Les éditions du Cerf, maison catholique créée en 1929, possèdent depuis 1956 un best-seller qui leur assure des rentrées financières régulières : la Bible de Jérusalem. Les éditions Mame, maison catholique créée à Tours à la fin du XVIIIe siècle puis recréée en Belgique en 1975, désiraient depuis longtemps disposer aussi d’un tel best-seller biblique, qui stabilise la trésorerie. La difficulté, c’est d’une part qu’on ne crée pas à volonté un « classique » ; d’autre part qu’une telle entreprise demande au départ des investissements très coûteux : ce qui serait le contraire du but recherché.
C’est alors qu’a jailli une idée aussi simple qu’efficace. Il existe désormais, en effet, une version toute faite, qu’il suffit de reprendre. Cette version, c’est la « traduction liturgique officielle ». L’Association épiscopale liturgique pour les pays francophones (AELF) a en effet fait procéder à une traduction française, par une commission spécialisée, d’abord des textes bibliques utilisés dans la liturgie puis, en 2013, de la Bible tout entière.
Les éditions Mame, avec l’autorisation de l’AELF, ont donc édité ce texte, sous le titre le plus simple à imaginer, mais aussi le plus clair : La Bible. Bien sûr, pour chaque exemplaire, et contrairement aux éditions du Cerf, elles doivent verser des royalties à l’AELF mais, en revanche, elles n’ont fait aucun autre investissement que l’édition elle-même : ce qui est certainement une affaire intéressante.
Cette comparaison entre Cerf et Mame n’est ni fortuite, ni oiseuse : en effet, avec sa nouvelle Bible, Mame attaque non seulement le quasi-monopole de la Bible de Jérusalem, mais encore la spécialité où Cerf était jusqu’ici également sans concurrence : la Bible de poche.
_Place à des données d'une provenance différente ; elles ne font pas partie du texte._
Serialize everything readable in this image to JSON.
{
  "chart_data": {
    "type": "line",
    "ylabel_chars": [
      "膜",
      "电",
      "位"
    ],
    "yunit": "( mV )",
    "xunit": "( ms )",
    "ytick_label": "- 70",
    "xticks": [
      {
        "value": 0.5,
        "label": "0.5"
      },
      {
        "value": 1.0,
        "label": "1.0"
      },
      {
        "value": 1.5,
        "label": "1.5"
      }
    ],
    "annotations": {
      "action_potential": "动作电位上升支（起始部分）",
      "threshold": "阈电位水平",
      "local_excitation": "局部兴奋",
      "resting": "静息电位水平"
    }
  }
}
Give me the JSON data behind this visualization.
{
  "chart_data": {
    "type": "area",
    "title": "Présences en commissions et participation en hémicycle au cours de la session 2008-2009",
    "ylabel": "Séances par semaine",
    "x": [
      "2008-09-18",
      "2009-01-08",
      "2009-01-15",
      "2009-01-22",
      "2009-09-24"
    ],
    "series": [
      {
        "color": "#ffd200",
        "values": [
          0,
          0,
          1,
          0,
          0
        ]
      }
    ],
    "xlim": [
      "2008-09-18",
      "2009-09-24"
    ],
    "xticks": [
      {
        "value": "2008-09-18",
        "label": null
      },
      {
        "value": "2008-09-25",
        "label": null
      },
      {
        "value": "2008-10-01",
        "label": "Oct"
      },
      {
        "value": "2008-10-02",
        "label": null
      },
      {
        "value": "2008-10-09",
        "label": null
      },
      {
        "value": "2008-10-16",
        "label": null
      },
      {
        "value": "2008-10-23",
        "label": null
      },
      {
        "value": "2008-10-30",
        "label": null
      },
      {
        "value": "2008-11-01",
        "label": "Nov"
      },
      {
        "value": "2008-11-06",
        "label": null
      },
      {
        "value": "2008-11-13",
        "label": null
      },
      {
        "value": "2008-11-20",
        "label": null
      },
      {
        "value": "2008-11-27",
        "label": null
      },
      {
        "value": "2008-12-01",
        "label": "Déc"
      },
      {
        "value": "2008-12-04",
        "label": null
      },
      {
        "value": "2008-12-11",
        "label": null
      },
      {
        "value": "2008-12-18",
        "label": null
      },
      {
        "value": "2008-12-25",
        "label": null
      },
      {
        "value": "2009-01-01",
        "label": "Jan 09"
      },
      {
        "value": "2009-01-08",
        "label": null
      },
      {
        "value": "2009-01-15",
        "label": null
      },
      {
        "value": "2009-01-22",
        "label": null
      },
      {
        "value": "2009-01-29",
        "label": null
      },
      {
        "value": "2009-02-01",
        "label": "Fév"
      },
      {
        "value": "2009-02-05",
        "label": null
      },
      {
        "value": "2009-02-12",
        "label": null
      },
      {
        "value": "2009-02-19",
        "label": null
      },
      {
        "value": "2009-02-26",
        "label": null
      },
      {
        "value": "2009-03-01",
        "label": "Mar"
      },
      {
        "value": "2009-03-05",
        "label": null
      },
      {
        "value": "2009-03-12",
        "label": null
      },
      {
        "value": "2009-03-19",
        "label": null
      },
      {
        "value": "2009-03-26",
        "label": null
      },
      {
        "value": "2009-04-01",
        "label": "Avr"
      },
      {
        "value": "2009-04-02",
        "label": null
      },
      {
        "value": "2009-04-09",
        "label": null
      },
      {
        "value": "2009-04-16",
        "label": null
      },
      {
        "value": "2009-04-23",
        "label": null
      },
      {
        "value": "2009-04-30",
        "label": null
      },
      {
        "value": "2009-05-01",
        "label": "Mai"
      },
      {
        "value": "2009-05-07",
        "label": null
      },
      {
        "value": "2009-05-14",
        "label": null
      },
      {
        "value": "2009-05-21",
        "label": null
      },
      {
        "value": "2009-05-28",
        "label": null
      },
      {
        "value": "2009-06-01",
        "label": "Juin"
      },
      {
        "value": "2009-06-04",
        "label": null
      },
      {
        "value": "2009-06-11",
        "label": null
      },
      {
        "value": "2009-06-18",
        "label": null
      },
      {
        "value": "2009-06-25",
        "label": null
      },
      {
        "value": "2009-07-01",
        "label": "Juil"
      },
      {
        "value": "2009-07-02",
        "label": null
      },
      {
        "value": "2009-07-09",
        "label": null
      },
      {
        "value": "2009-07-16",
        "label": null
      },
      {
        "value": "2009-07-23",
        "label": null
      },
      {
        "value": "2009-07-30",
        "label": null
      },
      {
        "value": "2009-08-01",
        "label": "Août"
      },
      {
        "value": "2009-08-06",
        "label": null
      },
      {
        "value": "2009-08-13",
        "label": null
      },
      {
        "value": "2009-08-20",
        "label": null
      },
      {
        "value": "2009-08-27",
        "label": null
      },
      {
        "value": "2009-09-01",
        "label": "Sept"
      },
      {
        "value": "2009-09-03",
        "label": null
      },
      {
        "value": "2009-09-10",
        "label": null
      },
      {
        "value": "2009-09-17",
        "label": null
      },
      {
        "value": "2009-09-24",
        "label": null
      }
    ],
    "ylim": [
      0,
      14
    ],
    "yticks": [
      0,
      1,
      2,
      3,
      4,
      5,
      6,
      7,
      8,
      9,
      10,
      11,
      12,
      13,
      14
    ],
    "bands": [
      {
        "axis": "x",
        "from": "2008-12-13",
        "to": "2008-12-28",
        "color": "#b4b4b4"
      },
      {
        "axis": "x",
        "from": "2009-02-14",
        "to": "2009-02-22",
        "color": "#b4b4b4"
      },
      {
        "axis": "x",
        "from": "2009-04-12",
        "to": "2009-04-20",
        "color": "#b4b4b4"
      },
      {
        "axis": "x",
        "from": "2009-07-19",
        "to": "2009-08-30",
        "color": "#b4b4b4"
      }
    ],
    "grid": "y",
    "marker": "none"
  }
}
L’exemplaire de la Bible Mame que nous avons sous les yeux, dans un format 13 cm x 9 cm pour une pagination d’un peu moins de 2 300 pages, avec un papier bible et recouvert d’une solide couverture de plastique rouge, peut sans difficulté rivaliser avec celle du Cerf.
La typographie est lisible, le prix tout à fait raisonnable (moins de 30 euros, quand la Bible de Jérusalem vaut 34 euros) : elle deviendra donc bientôt un classique cadeau de communion solennelle (ce que fit mon père pour moi il y a maintenant bien longtemps, mais évidemment avec la Bible du Cerf).
Si la Bible Mame est toute fraîche sortie des presses, il n’en est pas de même pour le cardinal Etchegaray, qui a allégrement dépassé les 90 ans : il fut le patron des évêques français sous… Giscard, ce qui ne nous rajeunit pas. Et, depuis trente ans, il travaille à la Curie romaine, où il est vice-doyen du Sacré-Collège.
Le cardinal nous propose, assez curieusement d’ailleurs aux éditions de la Martinière (habituellement spécialisées dans les beaux livres), un recueil de billets spirituels de deux à trois pages, intitulé Avec Dieu chemin faisant. Il y a évidemment, dans ce court volume, « à boire et à manger ». On n’est nullement forcé de partager l’admiration de l’auteur pour Teilhard de Chardin (p. 108), ou sa facile dénonciation (p. 160) de la peine de mort (même s’il est tout à fait loisible d’y être opposé).
Mais quand le cardinal Etchegaray nous présente le péché originel (p. 62) ou le chapelet (p. 83), qu’il nous parle de Claudel (p. 105), de Péguy (p. 106) ou de saint Thomas More (p. 130), il ne manque ni de souffle, ni de pertinence.
Jacques Breil – Présent
La Bible – Traduction officielle liturgique, Mame, 2015, 2 240 pages.
Cardinal Roger Etchegaray, Avec Dieu chemin faisant, éditions de la Martinière, 2015, 176 pages.